To clarify my concerns (I haven't dug in to the specific instruction set differences):
Assume the main core supports AVX2 and the smaller cores don't. Which core do you execute the code on? Which one will get you the best performance per watt? How do you account for that in the OS scheduler? What do you want to optimise for?
If your code is compiled for AVX2, it'll fail on the small cores unless it does continuous runtime checking (which is expensive, but given processes can migrate between cores, presumably necessary).
It's not so much the speeds that differ, but the micro-architecture. The big cores are typically out-of-order cores with a large amount of cache, to get as many instructions as possible per cycle. The SMALL cores are in-order cores with a small amount of cache. These have a lower IPC, but they also use much less energy per instruction compared to the big cores.
You do the same with fp. First floating point instruction traps and the process is then flagged as needing fp. This is then used in the context switch to also include fp instructions.
The advantage is you avoid storing fp registers unless you are going to use them.
That flag could easily determine what you can run where.
As mentioned in your link, that's ultimately against ARM's requirements for big.LITTLE and was due to buggy Samsung patches. A fixed kernel only exposes the subset of features available on all CPUs.

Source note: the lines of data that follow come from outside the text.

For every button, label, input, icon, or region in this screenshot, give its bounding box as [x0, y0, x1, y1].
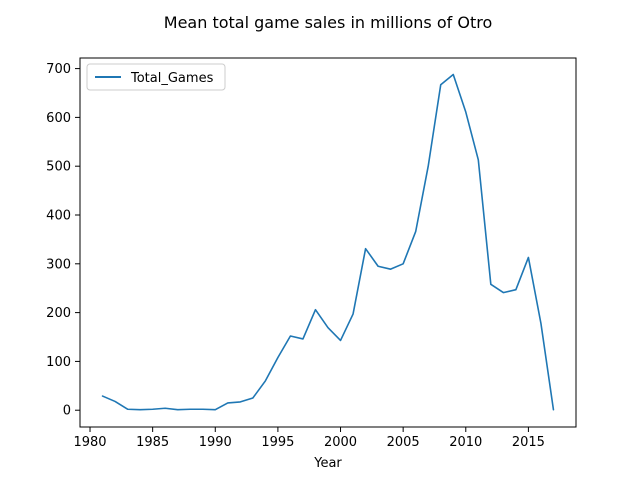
- y-tick-label-100: 100: [46, 355, 71, 370]
- legend: Total_Games: [86, 63, 226, 91]
- axes-frame: [79, 57, 577, 428]
- y-tick-label-400: 400: [46, 208, 71, 223]
- plot-area: [101, 73, 555, 411]
- series-line-total-games: [101, 73, 555, 411]
- y-tick-label-700: 700: [46, 62, 71, 77]
- y-axis-ticks: 0 100 200 300 400 500 600 700: [46, 62, 80, 419]
- x-tick-label-1980: 1980: [73, 435, 106, 450]
- legend-label-total-games: Total_Games: [130, 71, 214, 86]
- y-tick-label-500: 500: [46, 160, 71, 175]
- x-tick-label-2015: 2015: [512, 435, 545, 450]
- y-tick-label-0: 0: [63, 404, 71, 419]
- x-axis-label: Year: [313, 456, 342, 471]
- y-tick-label-300: 300: [46, 257, 71, 272]
- y-tick-label-200: 200: [46, 306, 71, 321]
- x-tick-label-2000: 2000: [324, 435, 357, 450]
- x-tick-label-2010: 2010: [449, 435, 482, 450]
- chart-title: Mean total game sales in millions of Otr…: [164, 13, 492, 32]
- x-tick-label-1990: 1990: [199, 435, 232, 450]
- x-tick-label-2005: 2005: [387, 435, 420, 450]
- x-tick-label-1985: 1985: [136, 435, 169, 450]
- y-tick-label-600: 600: [46, 111, 71, 126]
- legend-box: [86, 63, 226, 91]
- x-tick-label-1995: 1995: [261, 435, 294, 450]
- x-axis-ticks: 1980 1985 1990 1995 2000 2005 2010 2015: [73, 427, 545, 450]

How does the scheduler know which process will use CPU instructions that the small cores don't support? Will it just try it out and then move the process to the higher support core if it detects an error?
>How does the scheduler know which process will use CPU instructions that the small cores don't support?
I don't see that as required? If you catch the illegal instruction signal that CPUs throw you can just run it on the other CPU since the instruction counter would not have incremented. There's a delay in the catch and retry on the other CPU but i don't see the big deal here?
I once ran into the same sort of issue with this very chip, in that the little A55 cores supported half-float compute, while the big Mongoose cores didn't. Seriously a pain.
To clarify my concerns (I haven't dug in to the specific instruction set differences):
Assume the main core supports AVX2 and the smaller cores don't. Which core do you execute the code on? Which one will get you the best performance per watt? How do you account for that in the OS scheduler? What do you want to optimise for?
If your code is compiled for AVX2, it'll fail on the small cores unless it does continuous runtime checking (which is expensive, but given processes can migrate between cores, presumably necessary).